Napolitano lamentò “guerriglia” e alla Camera fu parapiglia

Pubblicato il 30 Marzo 2011 - 19:35 OLTRE 6 MESI FA

Ignazio La Russa

ROMA – Erano da poco passate le 11 di mattina quando il presidente della Repubblica Giorgio Napolitano disse: “La politica è guerriglia, non è un momento semplice per essere presidente in Italia e non è un momento facile per il Paese”. Passano poche ore e la “guerriglia” lamentata da Napolitano va in scena alla Camera, dove si discute sul processo breve. Volano “vaffa…”, fogli, monetine, urla, uscite di scena, neanche si fosse tornati ai tempi degli hooligans, con Ignazio La Russa e Gianfranco Fini in prima linea.

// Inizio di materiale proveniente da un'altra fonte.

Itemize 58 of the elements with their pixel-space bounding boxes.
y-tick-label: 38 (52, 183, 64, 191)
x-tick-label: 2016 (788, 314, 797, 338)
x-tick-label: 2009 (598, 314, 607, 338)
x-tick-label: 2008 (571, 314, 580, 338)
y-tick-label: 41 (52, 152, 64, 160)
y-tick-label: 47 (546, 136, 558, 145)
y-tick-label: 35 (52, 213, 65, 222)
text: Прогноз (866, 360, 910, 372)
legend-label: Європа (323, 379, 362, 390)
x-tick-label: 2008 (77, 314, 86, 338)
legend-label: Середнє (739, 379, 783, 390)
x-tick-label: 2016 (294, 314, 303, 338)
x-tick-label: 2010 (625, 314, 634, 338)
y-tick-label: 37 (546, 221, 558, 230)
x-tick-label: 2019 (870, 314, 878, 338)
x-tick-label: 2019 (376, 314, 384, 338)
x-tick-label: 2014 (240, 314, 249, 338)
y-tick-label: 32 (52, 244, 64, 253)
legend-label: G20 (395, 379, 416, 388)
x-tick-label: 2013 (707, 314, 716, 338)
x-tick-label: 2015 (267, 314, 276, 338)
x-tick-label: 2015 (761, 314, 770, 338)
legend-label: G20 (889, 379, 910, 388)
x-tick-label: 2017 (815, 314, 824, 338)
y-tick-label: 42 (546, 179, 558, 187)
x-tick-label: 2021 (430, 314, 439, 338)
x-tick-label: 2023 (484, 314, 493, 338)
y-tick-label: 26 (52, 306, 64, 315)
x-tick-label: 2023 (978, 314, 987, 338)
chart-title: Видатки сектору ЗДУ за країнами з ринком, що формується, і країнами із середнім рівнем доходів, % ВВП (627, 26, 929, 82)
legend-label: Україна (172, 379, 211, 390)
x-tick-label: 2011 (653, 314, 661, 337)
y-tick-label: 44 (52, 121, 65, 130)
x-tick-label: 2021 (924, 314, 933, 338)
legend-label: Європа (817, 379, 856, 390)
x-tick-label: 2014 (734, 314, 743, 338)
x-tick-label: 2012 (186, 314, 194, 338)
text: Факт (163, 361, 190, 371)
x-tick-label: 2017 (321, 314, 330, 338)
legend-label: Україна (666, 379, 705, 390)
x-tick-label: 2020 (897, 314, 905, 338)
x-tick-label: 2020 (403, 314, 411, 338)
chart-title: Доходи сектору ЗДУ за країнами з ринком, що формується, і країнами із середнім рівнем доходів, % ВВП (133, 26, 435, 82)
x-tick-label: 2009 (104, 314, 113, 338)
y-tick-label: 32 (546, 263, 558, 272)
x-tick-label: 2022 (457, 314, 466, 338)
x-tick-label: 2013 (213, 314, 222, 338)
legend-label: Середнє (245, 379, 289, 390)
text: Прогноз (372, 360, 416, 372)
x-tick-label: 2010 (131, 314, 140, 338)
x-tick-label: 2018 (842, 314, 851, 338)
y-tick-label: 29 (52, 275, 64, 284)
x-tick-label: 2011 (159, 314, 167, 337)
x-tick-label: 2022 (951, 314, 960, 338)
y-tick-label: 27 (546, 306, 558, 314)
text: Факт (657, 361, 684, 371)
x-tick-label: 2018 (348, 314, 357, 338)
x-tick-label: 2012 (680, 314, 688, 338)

Un po’ di ordine, anche se non è facile visti i tanti insulti e “controinsulti” e poi ancora altri insulti, che ci sono stati proposti dai politici presenti in Aula. La Camera ha dato il via libera alla richiesta della maggioranza di invertire l’ordine del giorno per discutere subito il ddl sul processo breve, che contiene la norma sulla prescrizione breve per gli incensurati. Se approvata in via definitiva la norma avrebbe un effetto quasi immediato sul processo Mills, dove Berlusconi è imputato in primo grado per corruzione in atti giudiziari. La prescrizione del reato dovrebbe intervenire tra gennaio e febbraio del 2012. La norma taglierebbe di circa otto mesi i tempi di prescrizione, per cui il processo potrebbe finire all’inizio dell’estate, sempre che non arrivi prima a sentenza. La discussione è stata in ogni caso rinviata a giovedì.

Per questo motivo i deputati dell’opposizione hanno abbandonato la riunione del Comitato dei Nove della commissione Giustizia per protesta contro la decisione della maggioranza di “strozzare i tempi del dibattito sul testo”. “Loro vogliono strozzare al massimo i tempi del dibattito su questo provvedimento – spiega il capogruppo del Pd in Commissione Giustizia della Camera Donatella Ferranti – perché vogliono votare al massimo entro giovedì il testo. Ma questo è un blitz inaccettabile e noi in Aula daremo battaglia”. Il Pd ha anche indetto un sit in di protesta davanti a Montecitorio alle 18 di mercoledì. Al sit in interverranno i dirigenti del partito, guidati dal segretario Pierluigi Bersani.

A questo punto sale in cattedra il ministro della Difesa La Russa che prima ha accusato l’opposizione di essere “complice dei contestatori qui davanti, anzi ancora più violenta”, poi si è alzato in piedi applaudendo in maniera ostentata l’intervento del capogruppo Pd Dario Franceschini. A quel punto il presidente della Camera, Fini, ha richiamato La Russa che gli avrebbe risposto testualmente “non mi rompere, sto applaudendo”. Al secondo richiamo di Fini, La Russa gli ha risposto. Qualcuno racconto che gli abbia lanciato un solenne “vaffa”, smentito dal ministro La Russa.

Sembra invece che le cose siano andate in questo modo: il capogruppo del Pd Dario Franceschini stava contestando l’operato del ministro della Difesa rispetto alla manifestazione davanti Montecitorio quando La Russa gli ha fatto segno con la mano di stare zitto, avvicinando il dito al naso, e mandandolo platealmente a quel paese. Mentre in Aula si scatena la bagarre, la “guerriglia”, il presidente Fini invita il ministro ad “avere un atteggiamento rispettoso verso l’assemblea”.

La replica non si fa attendere: il ministro gli batte scherzosamente le mani e gil fa il segno di stare zitto. A quel punto Fini chiede rispetto per la presidenza, e La Russa sembra urlargli “ma che fai”. E sembra mandare a quel paese anche lui. Il presidente sospende la seduta, ha un altro scambio di battute con la Russa che, mentre in Aula, dall’opposizione, gli urlano “fascista, fascista”, tira in aria i fogli che ha davanti. Fini esce dall’emiciclo esclamando: “fatelo curare”. A quel punto la seduta viene sospesa, mentre in Aula sono continuati i tumulti con l’esame del testo che slitta a giovedì. La Russa poi ha anche telefonato a Fini per scusarsi dell’accaduto. Il Presidente della Camera ha però ribadito di essere dispiaciuto non per le offese alla propria persona, ma all’istituzione.